Found one more. I am by no means discounting OMT, I use it quite often on family when indicated and no contraindications are present. If I enter a primary care field I would hope to be able to implement it as a tx modality for my patients. Just supporting that it may not be the best thing in the ED initially. This article supports that:

"Title: Osteopathic manipulative treatment applications for the emergency department patient

Source
JAOA: The Journal of the American Osteopathic Association 1996 Jul;96(7):403-409
Publication Type
Journal Article
Country of Pub.
United States
Language
English
ISSN
0098-6151
NLM Unique ID
96349756
Doc Availability
UNTHSC
Abstract Number
NA
MeSH Term
1. Emergency Service, Hospital/Trends 2. Emergency Service, Hospital 3. Human 4. Musculoskeletal Diseases/Diagnosis 5. Musculoskeletal Diseases/Therapy /osteopathic manipulation 6. Patient Satisfaction 7. Support, Non-U.S. Gov't 8. Treatment Outcome 9. Low Back Pain/osteopathic manipulation 10. Back Pain/osteopathic manipulation 11. Chest Pain/osteopathic manipulation 12. Asthma/osteopathic manipulation 13. Sinusitis/osteopathic manipulation 14. Torticollis/osteopathic manipulation 15. Manipulation, Osteopathic/methods 16. Manipulation, Osteopathic
Additional Term
1. OMT

Abstract
The emergency department (ED) setting offers osteopathic physicians multiple opportunities to provide osteopathic manipulative treatment (OMT) as either the primary therapy or as an adjunct to the intervention.
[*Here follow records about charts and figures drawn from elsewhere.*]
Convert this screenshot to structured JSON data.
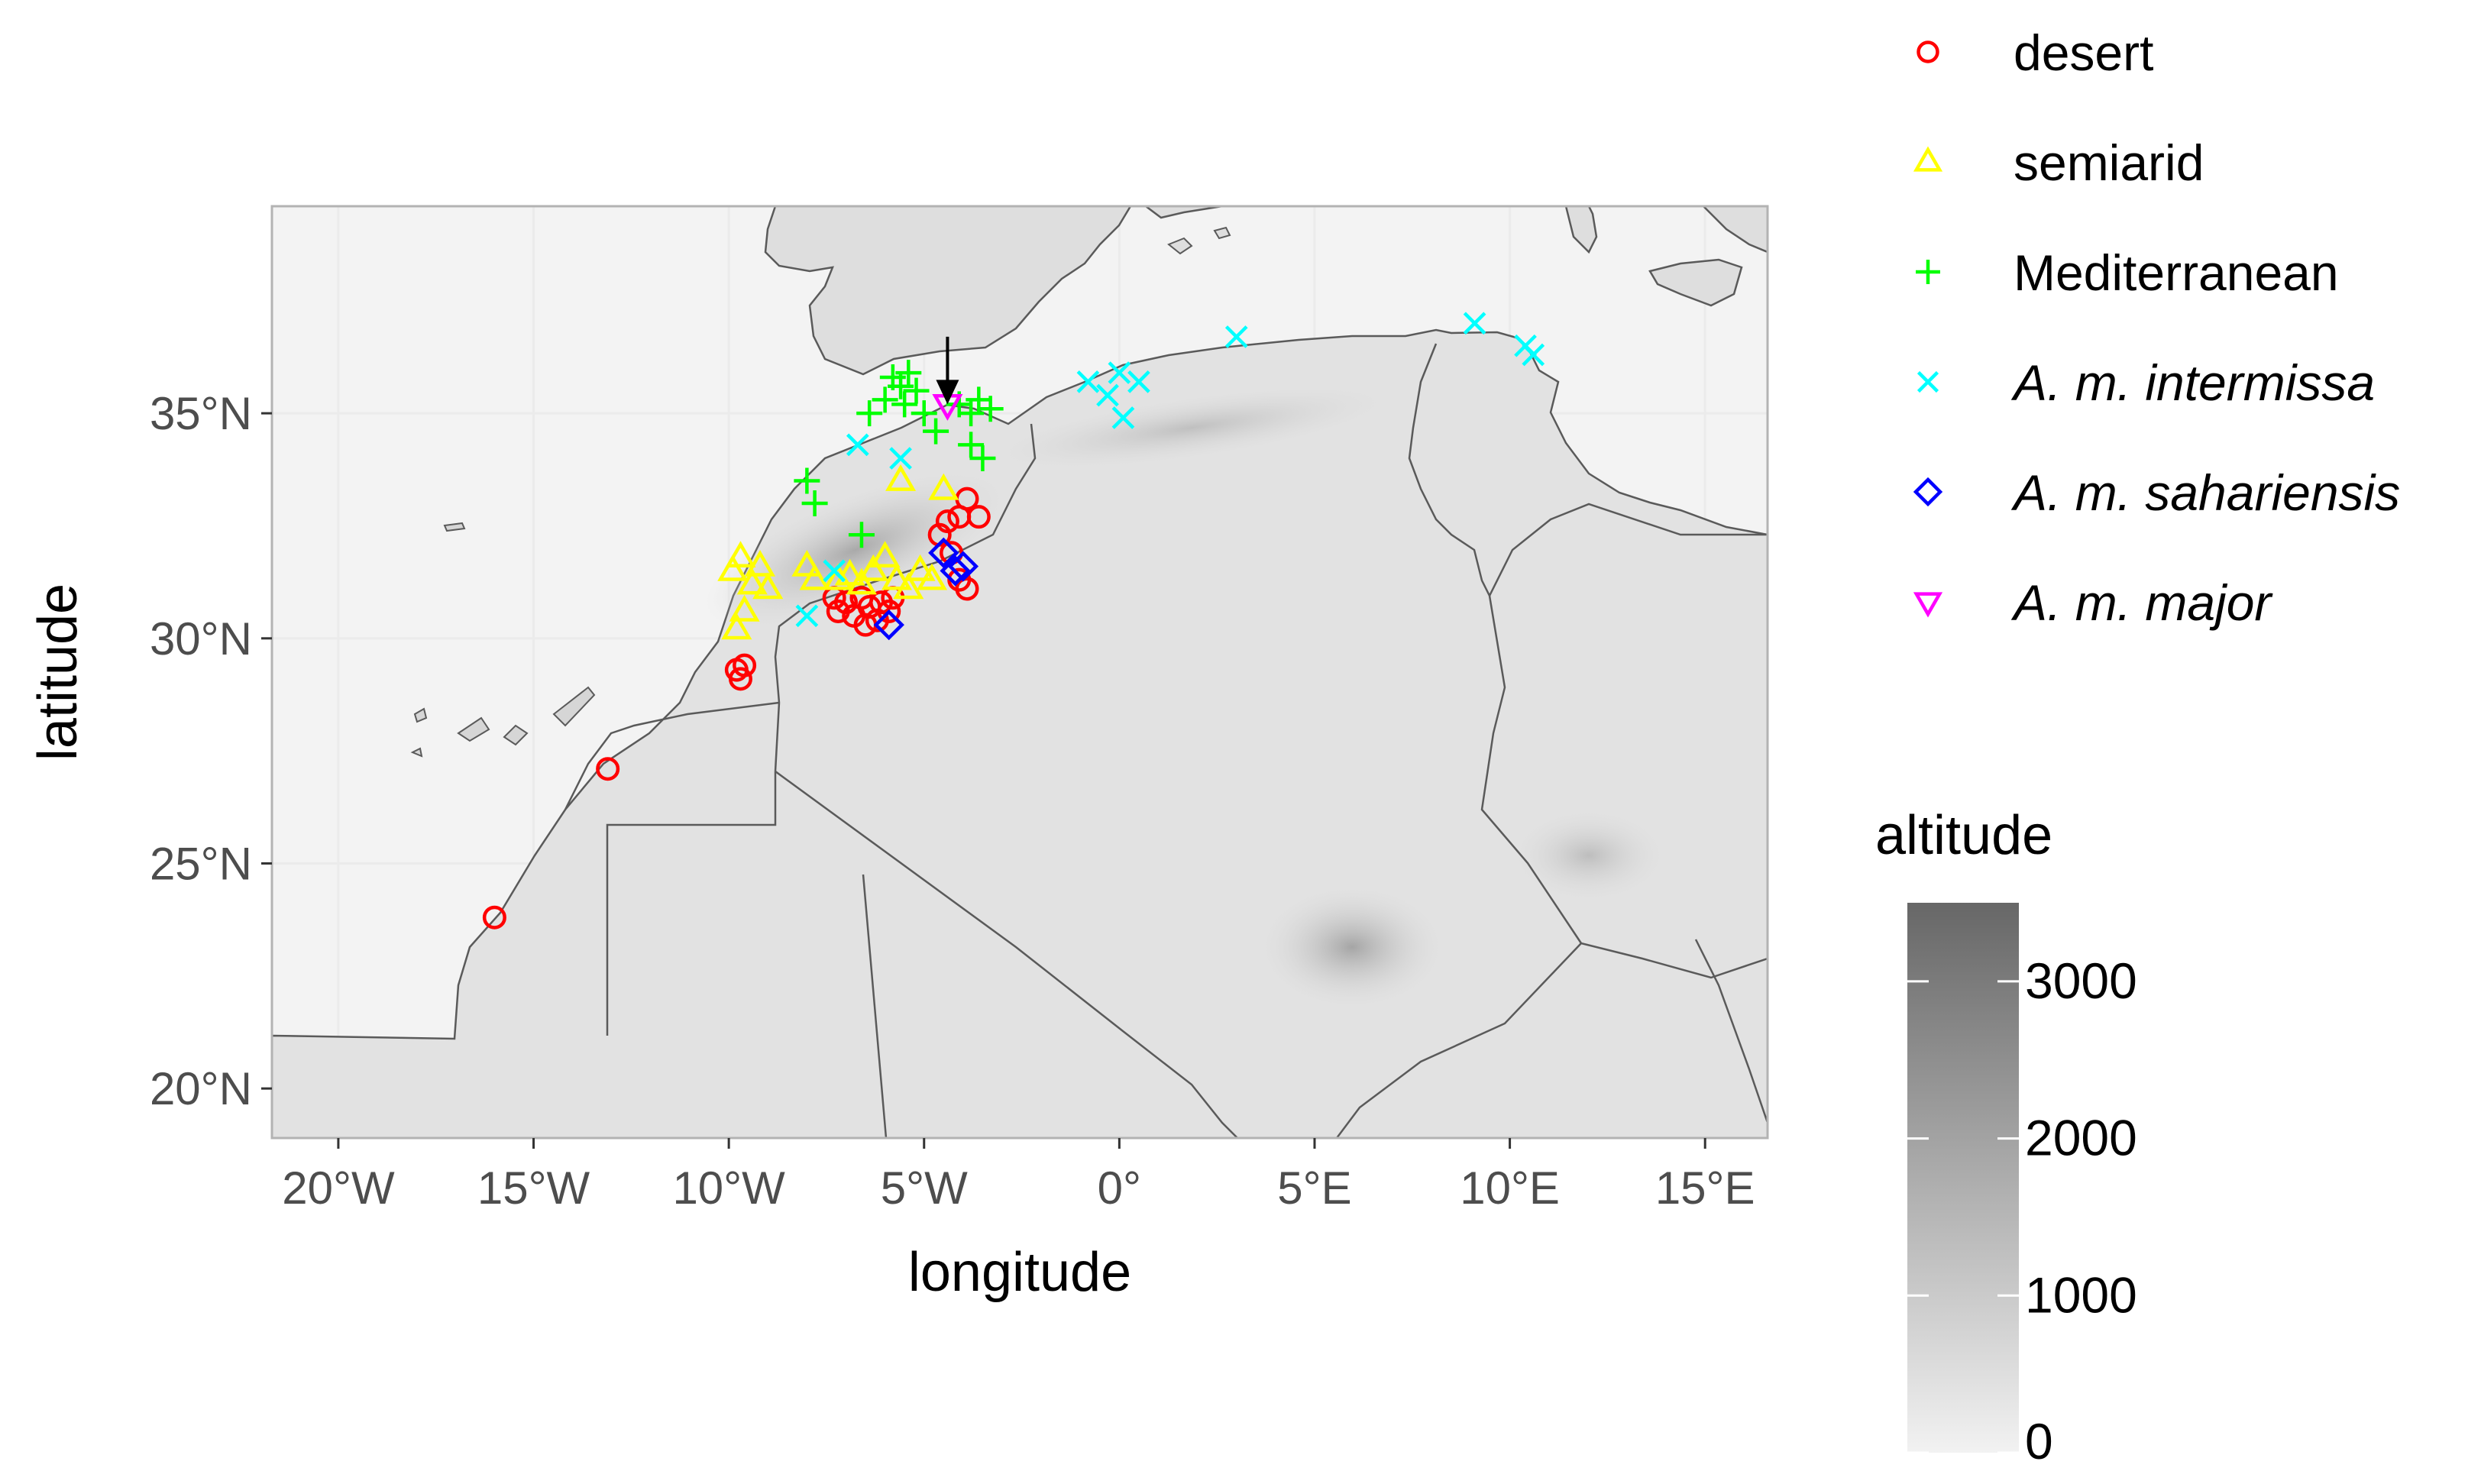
{
  "map": {
    "xlabel": "longitude",
    "ylabel": "latitude",
    "x_ticks": [
      {
        "value": -20,
        "label": "20°W"
      },
      {
        "value": -15,
        "label": "15°W"
      },
      {
        "value": -10,
        "label": "10°W"
      },
      {
        "value": -5,
        "label": "5°W"
      },
      {
        "value": 0,
        "label": "0°"
      },
      {
        "value": 5,
        "label": "5°E"
      },
      {
        "value": 10,
        "label": "10°E"
      },
      {
        "value": 15,
        "label": "15°E"
      }
    ],
    "y_ticks": [
      {
        "value": 20,
        "label": "20°N"
      },
      {
        "value": 25,
        "label": "25°N"
      },
      {
        "value": 30,
        "label": "30°N"
      },
      {
        "value": 35,
        "label": "35°N"
      }
    ],
    "xlim": [
      -21.7,
      16.6
    ],
    "ylim": [
      18.9,
      39.6
    ],
    "colors": {
      "panel_fill": "#e8e8e8",
      "sea": "#ffffff",
      "land_low": "#e4e4e4",
      "land_mid": "#d4d4d4",
      "land_high": "#b8b8b8",
      "border": "#5a5a5a",
      "grid": "#ebebeb",
      "frame": "#b3b3b3"
    },
    "arrow": {
      "lon": -4.4,
      "lat_start": 36.7,
      "lat_end": 35.2,
      "color": "#000000"
    }
  },
  "legend": {
    "groups": [
      {
        "id": "desert",
        "label": "desert",
        "shape": "circle",
        "color": "#ff0000",
        "italic": false
      },
      {
        "id": "semiarid",
        "label": "semiarid",
        "shape": "triangle-up",
        "color": "#ffff00",
        "italic": false
      },
      {
        "id": "mediterranean",
        "label": "Mediterranean",
        "shape": "plus",
        "color": "#00ff00",
        "italic": false
      },
      {
        "id": "intermissa",
        "label": "A. m. intermissa",
        "shape": "cross",
        "color": "#00ffff",
        "italic": true
      },
      {
        "id": "sahariensis",
        "label": "A. m. sahariensis",
        "shape": "diamond",
        "color": "#0000ff",
        "italic": true
      },
      {
        "id": "major",
        "label": "A. m. major",
        "shape": "triangle-down",
        "color": "#ff00ff",
        "italic": true
      }
    ],
    "colorbar": {
      "title": "altitude",
      "range": [
        0,
        3500
      ],
      "ticks": [
        {
          "value": 0,
          "label": "0"
        },
        {
          "value": 1000,
          "label": "1000"
        },
        {
          "value": 2000,
          "label": "2000"
        },
        {
          "value": 3000,
          "label": "3000"
        }
      ],
      "color_low": "#f2f2f2",
      "color_high": "#676767"
    }
  },
  "points": [
    {
      "g": "desert",
      "lon": -16.0,
      "lat": 23.8
    },
    {
      "g": "desert",
      "lon": -13.1,
      "lat": 27.1
    },
    {
      "g": "desert",
      "lon": -9.8,
      "lat": 29.3
    },
    {
      "g": "desert",
      "lon": -9.7,
      "lat": 29.1
    },
    {
      "g": "desert",
      "lon": -9.6,
      "lat": 29.4
    },
    {
      "g": "desert",
      "lon": -7.3,
      "lat": 30.9
    },
    {
      "g": "desert",
      "lon": -7.2,
      "lat": 30.6
    },
    {
      "g": "desert",
      "lon": -7.0,
      "lat": 30.8
    },
    {
      "g": "desert",
      "lon": -6.8,
      "lat": 30.5
    },
    {
      "g": "desert",
      "lon": -6.6,
      "lat": 30.9
    },
    {
      "g": "desert",
      "lon": -6.5,
      "lat": 30.3
    },
    {
      "g": "desert",
      "lon": -6.4,
      "lat": 30.7
    },
    {
      "g": "desert",
      "lon": -6.2,
      "lat": 30.4
    },
    {
      "g": "desert",
      "lon": -6.1,
      "lat": 30.8
    },
    {
      "g": "desert",
      "lon": -5.9,
      "lat": 30.6
    },
    {
      "g": "desert",
      "lon": -5.8,
      "lat": 30.9
    },
    {
      "g": "desert",
      "lon": -4.6,
      "lat": 32.3
    },
    {
      "g": "desert",
      "lon": -4.4,
      "lat": 32.6
    },
    {
      "g": "desert",
      "lon": -4.1,
      "lat": 32.7
    },
    {
      "g": "desert",
      "lon": -3.9,
      "lat": 33.1
    },
    {
      "g": "desert",
      "lon": -3.6,
      "lat": 32.7
    },
    {
      "g": "desert",
      "lon": -4.3,
      "lat": 31.9
    },
    {
      "g": "desert",
      "lon": -4.1,
      "lat": 31.3
    },
    {
      "g": "desert",
      "lon": -3.9,
      "lat": 31.1
    },
    {
      "g": "semiarid",
      "lon": -9.9,
      "lat": 31.5
    },
    {
      "g": "semiarid",
      "lon": -9.7,
      "lat": 31.8
    },
    {
      "g": "semiarid",
      "lon": -9.8,
      "lat": 30.2
    },
    {
      "g": "semiarid",
      "lon": -9.6,
      "lat": 30.6
    },
    {
      "g": "semiarid",
      "lon": -9.4,
      "lat": 31.2
    },
    {
      "g": "semiarid",
      "lon": -9.2,
      "lat": 31.6
    },
    {
      "g": "semiarid",
      "lon": -9.0,
      "lat": 31.1
    },
    {
      "g": "semiarid",
      "lon": -8.0,
      "lat": 31.6
    },
    {
      "g": "semiarid",
      "lon": -7.8,
      "lat": 31.3
    },
    {
      "g": "semiarid",
      "lon": -7.2,
      "lat": 31.3
    },
    {
      "g": "semiarid",
      "lon": -6.9,
      "lat": 31.4
    },
    {
      "g": "semiarid",
      "lon": -6.6,
      "lat": 31.2
    },
    {
      "g": "semiarid",
      "lon": -6.3,
      "lat": 31.5
    },
    {
      "g": "semiarid",
      "lon": -6.0,
      "lat": 31.8
    },
    {
      "g": "semiarid",
      "lon": -5.7,
      "lat": 31.3
    },
    {
      "g": "semiarid",
      "lon": -5.4,
      "lat": 31.1
    },
    {
      "g": "semiarid",
      "lon": -5.1,
      "lat": 31.5
    },
    {
      "g": "semiarid",
      "lon": -4.8,
      "lat": 31.3
    },
    {
      "g": "semiarid",
      "lon": -5.6,
      "lat": 33.5
    },
    {
      "g": "semiarid",
      "lon": -4.5,
      "lat": 33.3
    },
    {
      "g": "mediterranean",
      "lon": -8.0,
      "lat": 33.5
    },
    {
      "g": "mediterranean",
      "lon": -7.8,
      "lat": 33.0
    },
    {
      "g": "mediterranean",
      "lon": -6.6,
      "lat": 32.3
    },
    {
      "g": "mediterranean",
      "lon": -6.4,
      "lat": 35.0
    },
    {
      "g": "mediterranean",
      "lon": -6.0,
      "lat": 35.3
    },
    {
      "g": "mediterranean",
      "lon": -5.8,
      "lat": 35.8
    },
    {
      "g": "mediterranean",
      "lon": -5.6,
      "lat": 35.6
    },
    {
      "g": "mediterranean",
      "lon": -5.4,
      "lat": 35.9
    },
    {
      "g": "mediterranean",
      "lon": -5.5,
      "lat": 35.2
    },
    {
      "g": "mediterranean",
      "lon": -5.2,
      "lat": 35.5
    },
    {
      "g": "mediterranean",
      "lon": -5.0,
      "lat": 35.0
    },
    {
      "g": "mediterranean",
      "lon": -4.7,
      "lat": 34.6
    },
    {
      "g": "mediterranean",
      "lon": -4.1,
      "lat": 35.2
    },
    {
      "g": "mediterranean",
      "lon": -3.8,
      "lat": 35.0
    },
    {
      "g": "mediterranean",
      "lon": -3.6,
      "lat": 35.3
    },
    {
      "g": "mediterranean",
      "lon": -3.3,
      "lat": 35.1
    },
    {
      "g": "mediterranean",
      "lon": -3.8,
      "lat": 34.3
    },
    {
      "g": "mediterranean",
      "lon": -3.5,
      "lat": 34.0
    },
    {
      "g": "intermissa",
      "lon": -8.0,
      "lat": 30.5
    },
    {
      "g": "intermissa",
      "lon": -7.3,
      "lat": 31.5
    },
    {
      "g": "intermissa",
      "lon": -6.7,
      "lat": 34.3
    },
    {
      "g": "intermissa",
      "lon": -5.6,
      "lat": 34.0
    },
    {
      "g": "intermissa",
      "lon": -0.8,
      "lat": 35.7
    },
    {
      "g": "intermissa",
      "lon": -0.3,
      "lat": 35.4
    },
    {
      "g": "intermissa",
      "lon": 0.0,
      "lat": 35.9
    },
    {
      "g": "intermissa",
      "lon": 0.1,
      "lat": 34.9
    },
    {
      "g": "intermissa",
      "lon": 0.5,
      "lat": 35.7
    },
    {
      "g": "intermissa",
      "lon": 3.0,
      "lat": 36.7
    },
    {
      "g": "intermissa",
      "lon": 9.1,
      "lat": 37.0
    },
    {
      "g": "intermissa",
      "lon": 10.4,
      "lat": 36.5
    },
    {
      "g": "intermissa",
      "lon": 10.6,
      "lat": 36.3
    },
    {
      "g": "sahariensis",
      "lon": -5.9,
      "lat": 30.3
    },
    {
      "g": "sahariensis",
      "lon": -4.5,
      "lat": 31.9
    },
    {
      "g": "sahariensis",
      "lon": -4.2,
      "lat": 31.5
    },
    {
      "g": "sahariensis",
      "lon": -4.0,
      "lat": 31.6
    },
    {
      "g": "major",
      "lon": -4.4,
      "lat": 35.2
    }
  ]
}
In doing so, osteopathic physicians can decrease or eliminate the morbidity and symptoms associated with protracted dysfunction. Low back pain, chest pain, torticollis, asthma, and sinusitis are some of the illnesses in which OMT should be implemented as part of the management plan, note the authors. They provide a guide to the general usage of OMT when the aforementioned illnesses present themselves in ED patients, but also emphasize the importance of first ruling out any underlying illnesses that could be manifested by musculoskeletal symptoms."
 
For all your viewing pleasure

[YOUTUBE]http://www.youtube.com/watch?v=fEw82pChGaQ[/YOUTUBE]
 
A spirited defense of evidence-based medicine against chiro AND a Simpsons episode?!?!?

Truly the best thread ever.
 
The only thing that matters is the patient saying it worked. As human beings we are more than rationalizing scientific calculators.

Tell the millions of Chinese out their that accupuncture and herbal medicine is a sham - they'll stir fry you.

Remember, if not for the push by early pioneers in America towards a scientific based method, Homeopathy would be the ruling practice in America.
 
Tell the millions of Chinese out their that accupuncture and herbal medicine is a sham - they'll stir fry you.

To the millions of Chinese: Your traditional medicine is a SHAM!

Remember, the life expectancy of the average person in China 1000 years ago was about 35 despite all of their "medicine".
 
That's the problem with being Chinese - even if you're 'one in a million', there's a thousand guys just like you.
 
The only thing that matters is the patient saying it worked. As human beings we are more than rationalizing scientific calculators.

Tell the millions of Chinese out their that accupuncture and herbal medicine is a sham - they'll stir fry you.

Remember, if not for the push by early pioneers in America towards a scientific based method, Homeopathy would be the ruling practice in America.

Perhaps it's just me, but I think you just argued against yourself wtih your homeopathy comment. There were lots of people who'd have taken up arms if you'd told them homeopathy was a sham.